Most recently, Africa has drawn more attention in Israeli newspapers in focusing — falsely, of course — on a claim of “the unity of tragedy” between the Jewish and African people, who suffered from slavery just as the Jews suffered “Holocaust” and displacement! During the last three years, Israeli Prime Minister Benjamin Netanyahu visited Africa three times, including a historic visit in June 2017 to Uganda, Kenya, Ethiopia and Liberia. During this visit, Netanyahu was the first non-African leader to address the West African Conference, with one-third of the participating members being Muslim. Then, in July 2016, relations with Guinea were renewed, and a year later, Netanyahu and Ebrahim Abu Bakr Keita, president of Mali, agreed to restore bilateral relations.
With Israel’s continued moves into Africa and the recent visit of Chadian President Idriss Deby to occupied Jerusalem and his meeting with Netanyahu, Israel proceeds with its achievements in the continent after a halt since the early 1970s. Indeed, the importance of Deby’s visit to Israel is that first, Chad lies in the heart of Africa; and second, because it is a Muslim-majority state. Therefore, it is not unlikely that after Chad restored relations with Israel, more African countries may follow suit. African countries, with their needs of advanced Israeli technology in agriculture and water — the two biggest problems facing the African continent — see this as a win-win situation.

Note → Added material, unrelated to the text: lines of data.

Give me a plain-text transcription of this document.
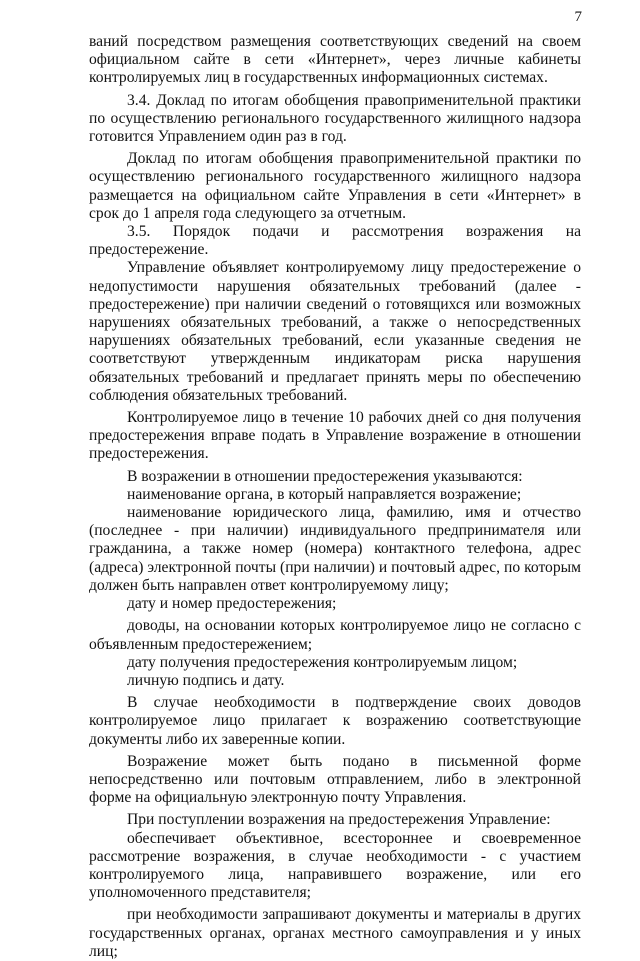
7

ваний посредством размещения соответствующих сведений на своем официальном сайте в сети «Интернет», через личные кабинеты контролируемых лиц в государственных информационных системах.

3.4. Доклад по итогам обобщения правоприменительной практики по осуществлению регионального государственного жилищного надзора готовится Управлением один раз в год.

Доклад по итогам обобщения правоприменительной практики по осуществлению регионального государственного жилищного надзора размещается на официальном сайте Управления в сети «Интернет» в срок до 1 апреля года следующего за отчетным.

3.5. Порядок подачи и рассмотрения возражения на предостережение.

Управление объявляет контролируемому лицу предостережение о недопустимости нарушения обязательных требований (далее - предостережение) при наличии сведений о готовящихся или возможных нарушениях обязательных требований, а также о непосредственных нарушениях обязательных требований, если указанные сведения не соответствуют утвержденным индикаторам риска нарушения обязательных требований и предлагает принять меры по обеспечению соблюдения обязательных требований.

Контролируемое лицо в течение 10 рабочих дней со дня получения предостережения вправе подать в Управление возражение в отношении предостережения.

В возражении в отношении предостережения указываются:

наименование органа, в который направляется возражение;

наименование юридического лица, фамилию, имя и отчество (последнее - при наличии) индивидуального предпринимателя или гражданина, а также номер (номера) контактного телефона, адрес (адреса) электронной почты (при наличии) и почтовый адрес, по которым должен быть направлен ответ контролируемому лицу;

дату и номер предостережения;

доводы, на основании которых контролируемое лицо не согласно с объявленным предостережением;

дату получения предостережения контролируемым лицом;

личную подпись и дату.

В случае необходимости в подтверждение своих доводов контролируемое лицо прилагает к возражению соответствующие документы либо их заверенные копии.

Возражение может быть подано в письменной форме непосредственно или почтовым отправлением, либо в электронной форме на официальную электронную почту Управления.

При поступлении возражения на предостережения Управление:

обеспечивает объективное, всестороннее и своевременное рассмотрение возражения, в случае необходимости - с участием контролируемого лица, направившего возражение, или его уполномоченного представителя;

при необходимости запрашивают документы и материалы в других государственных органах, органах местного самоуправления и у иных лиц;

In addition to cooperation in these two key areas, the spread of extremist organisations has made African countries seek to improve relations with Israel. First, it guarantees Israel’s generous logistical and military assistance, as well as high-level training. Second, it will gain satisfaction from the American administration and thus will draw on the very close relations between Israel and the administration of United States President Donald Trump. “For Chad, the most important issue is security,” wrote Omar Dostri, a researcher at the Jerusalem Institute for Strategic Research. He added: “Chad has faced in recent years threats from Boko Haram”. In fact, several reports confirmed that the issue of security and coordination of efforts to fight terrorism in Africa topped Netanyahu-Deby meeting. According to the Israeli Debka news website: “The Chadian President sought, through his visit to Tel Aviv, to persuade Israel to participate in the war against Al Qaida and the organisation of Daesh throughout the African continent, and to join the efforts of the United States and France devoted to that in this region.”
Israel is beginning to re-establish a network of relations to destroy what it calls “the Arab political-economic siege”. This has been made possible by an active Israeli diplomacy. “Israel’s blessed return to Africa is made possible by working to come out of the political isolation that it has imposed on itself for a very long time,” said Israeli writer Eldad Bek. His view is that “Israel has adopted a negative foreign policy that [is] focused on ‘comfortable’ regions such as the US and Europe. The change in Israel’s international standing in recent years, away from any progress in the ‘peace process’ (with the Palestinians and other Arabs), has been absorbed in African capitals”. One must admit that since Netanyahu took office in 2009, Israel has managed to penetrate Africa and restore diplomatic relations with several countries. This carefully planned drive will most probably transfer Israeli relations in Africa to a comprehensive framework, and then the possible main loser will only be the Palestinian cause as it will lose the most important and heaviest voting bloc shielding it, which has always been represented by African countries.
With the ‘early spring’ arrival of Israel into Africa, will the Arab League states meet the challenge or enter an ‘autumn’ there? The Arabs must thwart these ambitions of Tel Aviv. It is time to call for an Arab or even Islamic tangible confrontation against Israeli penetration in Africa before it is too late.
Professor As’ad Abdul Rahman is the chairman of the Palestinian Encyclopaedia.